The term “constructive knowledge” could further weaken the law. While Virginia courts have not defined the term as used in the Virginia anti-SLAPP statute, some courts have held that the phrase in other contexts means effectively that knowledge can be inferred by the circumstances, for instance if a credible third party had informed the publisher that the information may be false.

Despite the relatively weak anti-SLAPP law in Virginia, Rep. Nunes still faces an uphill battle as a matter of U.S. constitutional law. As a public figure, he has to establish that the defendants acted with actual malice, and that the statements at issue were false and not satire. Federal law also protects Twitter from state defamation claims over tweets by its users.

Both Nunes cases also raise serious policy concerns, particularly in light of President Trump’s repeated vows to “open up” libel laws and Supreme Court Justice Clarence Thomas’s recent dissent saying he believed the Sullivan case was wrongly decided.

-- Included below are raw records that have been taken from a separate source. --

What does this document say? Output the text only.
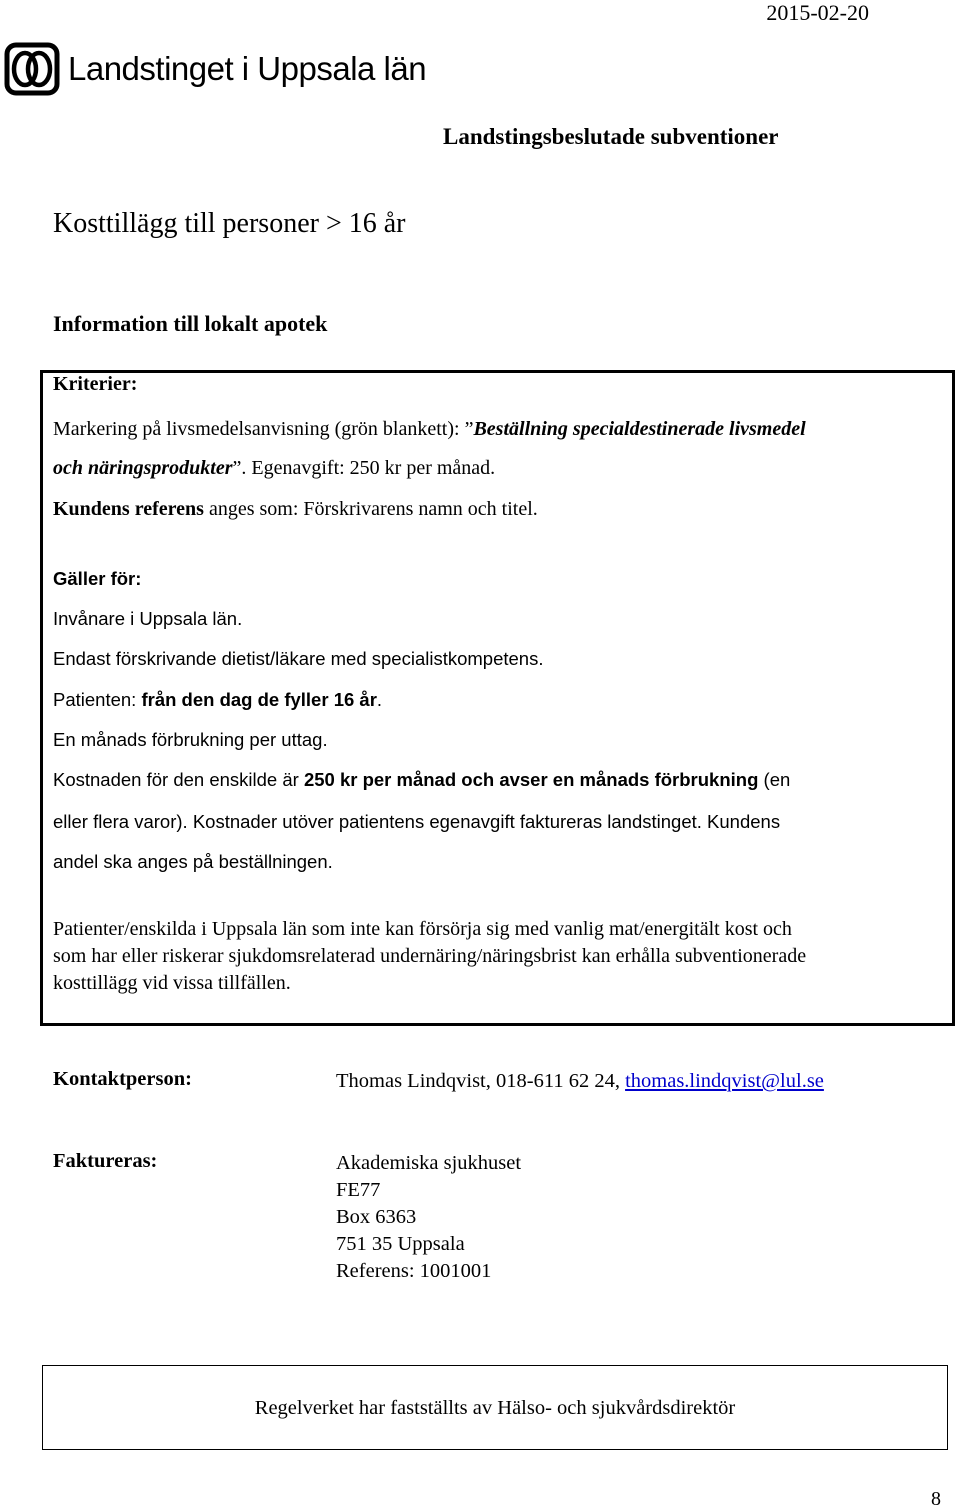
2015-02-20
Landstinget i Uppsala län
Landstingsbeslutade subventioner
Kosttillägg till personer > 16 år
Information till lokalt apotek
Kriterier:
Markering på livsmedelsanvisning (grön blankett): ”Beställning specialdestinerade livsmedel
och näringsprodukter”. Egenavgift: 250 kr per månad.
Kundens referens anges som: Förskrivarens namn och titel.
Gäller för:
Invånare i Uppsala län.
Endast förskrivande dietist/läkare med specialistkompetens.
Patienten: från den dag de fyller 16 år.
En månads förbrukning per uttag.
Kostnaden för den enskilde är 250 kr per månad och avser en månads förbrukning (en
eller flera varor). Kostnader utöver patientens egenavgift faktureras landstinget. Kundens
andel ska anges på beställningen.
Patienter/enskilda i Uppsala län som inte kan försörja sig med vanlig mat/energitält kost och
som har eller riskerar sjukdomsrelaterad undernäring/näringsbrist kan erhålla subventionerade
kosttillägg vid vissa tillfällen.
Kontaktperson:	Thomas Lindqvist, 018-611 62 24, thomas.lindqvist@lul.se
Faktureras:	Akademiska sjukhuset
FE77
Box 6363
751 35 Uppsala
Referens: 1001001
Regelverket har fastställts av Hälso- och sjukvårdsdirektör
8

The First Amendment places limits on politicians seeking to bring defamation claims against their perceived critics precisely because of the temptation to use such lawsuits as a tool of censorship and intimidation. These limits provide “breathing room” for vigorous public debate and ensure that speakers without the means to pay for an expensive lawyer can still speak on matters of public interest without fear of a ruinous lawsuit. Anti-SLAPP laws serve this same purpose.

The Sullivan case was only one of several lawsuits that Southern politicians brought against civil rights activists seeking to “starve the civil rights movement of the oxygen of national attention.” While Sullivan is still settled law, the Nunes lawsuits starkly illustrate the need to maintain its vitality, along with effective state-level anti-SLAPP laws.